7. — b) La physique mathématique est un prolongement nécessaire de la physique expérimentale.

La partie expérimentale de la physique dirige déjà la partie théorique. L’hypothèse généralisatrice est implicitement contenue dans l’expérience, puisqu’elle en doit sortir. La « bonne » expérience est celle qui la prépare, la rend en quelque sorte inévitable, la fait surgir d’une façon nécessaire[1].

Il n’y a pas d’expérience cruciale qui vérifie une théorie de physique mathématique[2] ; mais il y a des expériences préalables qui déterminent la généralisation dans une direction déterminée, entre plusieurs directions possibles[3]. Cette union intime de l’expérience et de la généralisation mathématique se manifeste encore par un autre biais. Jusqu’ici, on a considéré la physique expérimentale comme fournissant les prémisses de l’hypothèse théorique. Cette vue était jusqu’à un certain point artificielle. L’expérience au départ et à l’arrivée, la courbe théorique intermédiaire, n’existent que dans une méthodologie factice et schématique. Mais pratiquement la généralisation ou plutôt l’hypothèse généralisatrice, préexiste à l’expérience : ce qui fait que cette "expérience vérifie à la fois une relation de fait et par là autorise une théorie générale[4].

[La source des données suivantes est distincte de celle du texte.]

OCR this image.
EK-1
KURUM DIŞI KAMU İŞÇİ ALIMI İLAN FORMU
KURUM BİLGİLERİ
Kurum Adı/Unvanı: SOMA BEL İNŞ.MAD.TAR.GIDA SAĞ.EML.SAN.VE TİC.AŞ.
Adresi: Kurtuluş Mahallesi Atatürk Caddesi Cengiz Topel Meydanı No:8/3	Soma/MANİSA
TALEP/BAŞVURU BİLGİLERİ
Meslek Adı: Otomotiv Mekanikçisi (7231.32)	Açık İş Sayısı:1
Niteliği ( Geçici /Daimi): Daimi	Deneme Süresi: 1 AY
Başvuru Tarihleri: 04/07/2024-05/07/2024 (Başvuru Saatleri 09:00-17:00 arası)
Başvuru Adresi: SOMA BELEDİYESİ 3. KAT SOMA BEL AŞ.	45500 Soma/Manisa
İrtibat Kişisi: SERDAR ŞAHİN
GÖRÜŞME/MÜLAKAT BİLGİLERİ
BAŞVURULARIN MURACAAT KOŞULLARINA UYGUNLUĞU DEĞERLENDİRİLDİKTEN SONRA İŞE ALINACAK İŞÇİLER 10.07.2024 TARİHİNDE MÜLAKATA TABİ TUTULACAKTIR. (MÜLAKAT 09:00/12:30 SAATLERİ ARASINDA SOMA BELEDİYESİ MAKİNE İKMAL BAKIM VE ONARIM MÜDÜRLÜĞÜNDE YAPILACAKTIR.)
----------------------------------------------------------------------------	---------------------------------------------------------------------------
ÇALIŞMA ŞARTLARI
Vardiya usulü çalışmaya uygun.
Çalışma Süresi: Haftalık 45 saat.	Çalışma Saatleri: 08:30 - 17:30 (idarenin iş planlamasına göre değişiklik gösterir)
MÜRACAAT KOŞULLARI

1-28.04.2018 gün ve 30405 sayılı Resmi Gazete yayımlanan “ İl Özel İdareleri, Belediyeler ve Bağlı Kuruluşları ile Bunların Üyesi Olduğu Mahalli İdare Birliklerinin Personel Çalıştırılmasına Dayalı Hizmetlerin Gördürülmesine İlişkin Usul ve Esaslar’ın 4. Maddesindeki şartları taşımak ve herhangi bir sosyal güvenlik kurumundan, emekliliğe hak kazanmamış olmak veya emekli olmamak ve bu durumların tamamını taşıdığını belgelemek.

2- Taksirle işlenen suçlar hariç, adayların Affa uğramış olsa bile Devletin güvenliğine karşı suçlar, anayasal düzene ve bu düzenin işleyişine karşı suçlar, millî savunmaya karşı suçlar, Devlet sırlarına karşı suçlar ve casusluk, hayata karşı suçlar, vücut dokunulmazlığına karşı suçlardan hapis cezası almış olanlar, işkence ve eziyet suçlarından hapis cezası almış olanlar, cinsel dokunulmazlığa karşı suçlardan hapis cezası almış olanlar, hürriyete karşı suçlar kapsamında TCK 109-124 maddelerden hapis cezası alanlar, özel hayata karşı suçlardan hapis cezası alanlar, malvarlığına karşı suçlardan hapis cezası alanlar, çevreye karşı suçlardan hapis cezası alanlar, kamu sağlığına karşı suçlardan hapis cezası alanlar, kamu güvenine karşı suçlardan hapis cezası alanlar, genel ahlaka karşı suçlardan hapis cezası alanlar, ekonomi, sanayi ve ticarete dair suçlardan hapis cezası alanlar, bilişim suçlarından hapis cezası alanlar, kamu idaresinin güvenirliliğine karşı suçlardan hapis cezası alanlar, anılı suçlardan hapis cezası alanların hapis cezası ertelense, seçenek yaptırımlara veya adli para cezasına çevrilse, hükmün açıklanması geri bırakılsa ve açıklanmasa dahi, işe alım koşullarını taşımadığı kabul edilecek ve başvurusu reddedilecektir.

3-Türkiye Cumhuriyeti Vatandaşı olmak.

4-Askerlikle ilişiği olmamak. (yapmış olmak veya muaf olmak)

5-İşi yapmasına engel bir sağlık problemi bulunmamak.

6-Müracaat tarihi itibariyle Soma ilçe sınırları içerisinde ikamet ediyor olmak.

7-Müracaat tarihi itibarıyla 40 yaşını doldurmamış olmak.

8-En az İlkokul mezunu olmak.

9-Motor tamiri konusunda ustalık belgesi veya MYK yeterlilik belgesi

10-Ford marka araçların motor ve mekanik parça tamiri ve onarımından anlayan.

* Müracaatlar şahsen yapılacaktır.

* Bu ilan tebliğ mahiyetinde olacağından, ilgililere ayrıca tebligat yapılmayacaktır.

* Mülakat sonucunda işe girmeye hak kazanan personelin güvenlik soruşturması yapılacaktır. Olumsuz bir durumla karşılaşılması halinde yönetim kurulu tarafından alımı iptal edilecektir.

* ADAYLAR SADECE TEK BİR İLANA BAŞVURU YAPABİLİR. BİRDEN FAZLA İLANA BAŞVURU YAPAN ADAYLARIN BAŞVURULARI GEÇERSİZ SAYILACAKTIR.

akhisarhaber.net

Poincaré, maintenant qu’il a constaté, en fait, la relation étroite de la physique expérimentale et de la physique théorique, l’explique, et ceci, de nouveau, concorde singulièrement avec les tendances mécanistes, par l’unité systématique de la nature. La conception de l’unité systématique de la nature est à la base du mécanisme. Elle n’est pas aussi nettement à la base du système de Poincaré, mais il y a, à côté de divergences incontestables, des analogies qu’on ne saurait non plus dissimuler. « Toute généralisa-

  1. Poincaré, Science et hypothèse, p. 168, 169.
  2. Et encore, Poincaré a bien soin de distinguer la « bonne » expérience qui conduit à la théorie convenable. Il admet d’ailleurs l’expérience cruciale pour établir les lois empiriques (hypothèses vérifiables).
  3. Id., p. 170.
  4. Id., p. 171.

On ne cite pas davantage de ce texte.